City and county leaders from Tualatin, West Linn and Oregon City say they haven’t seen any plan for how ODOT is going to try and stop drivers from getting off before the toll points and clogging up local roads from Highway 43, Stafford Road, Willamette Falls Drive and downtown Oregon City.
“The city of Oregon City, and our neighbor West Linn, have been very much opposed to this proposal. Primarily, because we don’t want Oregon city or West Linn to jumpstart or be the guinea pig for this project,” Mayor McGriff said. “They’re planning on rolling out the toll first in our communities and then a year later, working on other parts of the toll proposal and we are strongly opposed to that.”
The mayor says her concerns are “unequivocally” not being heard by ODOT.
“They are trying to help us understand what they’re doing, but they’re not really listening. Part of the problem is that we have been communicating with our partners at ODOT for over four years, letter, after letter, after letter,” McGriff said adding that letters and in-person communication “have really gone nowhere.”
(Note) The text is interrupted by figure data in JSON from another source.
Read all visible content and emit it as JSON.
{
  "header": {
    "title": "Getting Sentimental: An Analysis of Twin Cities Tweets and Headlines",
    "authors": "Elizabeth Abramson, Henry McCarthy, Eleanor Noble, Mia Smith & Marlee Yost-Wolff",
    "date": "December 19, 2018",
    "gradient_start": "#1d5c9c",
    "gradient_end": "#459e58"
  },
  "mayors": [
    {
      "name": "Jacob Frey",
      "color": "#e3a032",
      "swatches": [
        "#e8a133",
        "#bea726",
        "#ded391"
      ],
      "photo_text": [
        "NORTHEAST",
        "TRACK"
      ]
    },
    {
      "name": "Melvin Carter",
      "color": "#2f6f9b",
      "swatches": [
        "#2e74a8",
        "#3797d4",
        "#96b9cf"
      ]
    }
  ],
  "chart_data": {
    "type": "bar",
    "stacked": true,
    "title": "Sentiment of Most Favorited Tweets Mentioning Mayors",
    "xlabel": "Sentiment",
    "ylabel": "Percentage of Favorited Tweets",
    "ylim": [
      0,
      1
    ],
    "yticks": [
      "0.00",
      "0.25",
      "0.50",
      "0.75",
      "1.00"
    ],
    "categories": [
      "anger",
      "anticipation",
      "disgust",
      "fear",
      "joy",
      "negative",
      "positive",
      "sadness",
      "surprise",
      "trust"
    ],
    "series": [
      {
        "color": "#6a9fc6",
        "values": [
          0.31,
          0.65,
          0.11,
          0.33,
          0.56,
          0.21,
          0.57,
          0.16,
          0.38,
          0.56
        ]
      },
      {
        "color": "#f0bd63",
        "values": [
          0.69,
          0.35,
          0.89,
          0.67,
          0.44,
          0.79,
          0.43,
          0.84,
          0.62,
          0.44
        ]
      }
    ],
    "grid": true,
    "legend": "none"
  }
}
“We are now talking to the legislators in our jurisdiction, and they generally agree with us about the fact we need to really take a hard look at why they’re doing what they’re doing. We’re concerned about the fact we’ve not received answers to very tough engineering-type questions,” McGriff said.
The mayor added, “I will say, they are trying but it really isn’t working as well as we would like. Communication is a two-way street. We’ve been doing lots and lots and lots of input but we’re not really getting a lot of replies.”
McGriff says Oregon City already has traffic diversion in its jurisdictions.
“What’s not being acknowledged is the increased burden that diversion will cause on our jurisdictions. We have local streets; they’re not designed to take that type of traffic and we’ve been told that the proposal only deals with the regional system. It’s not concerned about the local streets,” McGriff stated.
West Linn interim mayor Rory Bialostosky previously told KOIN 6 News his concerns are not being heard by ODOT and is asking for more transparency on the tolling impact.
“The consistent response from ODOT has been ‘we’re just going to monitor what happens and then we’ll mitigate as we go.’ But as I always say, government can move pretty slowly, so we’re not really satisfied with the wait-and-see approach when it comes to our local neighborhoods and business districts potentially being extremely negatively impacted,” Bialostosky said.
ODOT’s director previously admitted his agency does need to provide details and that they’re still putting together their impact studies.
ODOT is also on record saying the tolling would start even before a third lane on I-205 at the Abernathy Bridge is built, another reason congestion wouldn’t ease up unless drivers opt out of paying the toll by cutting through communities.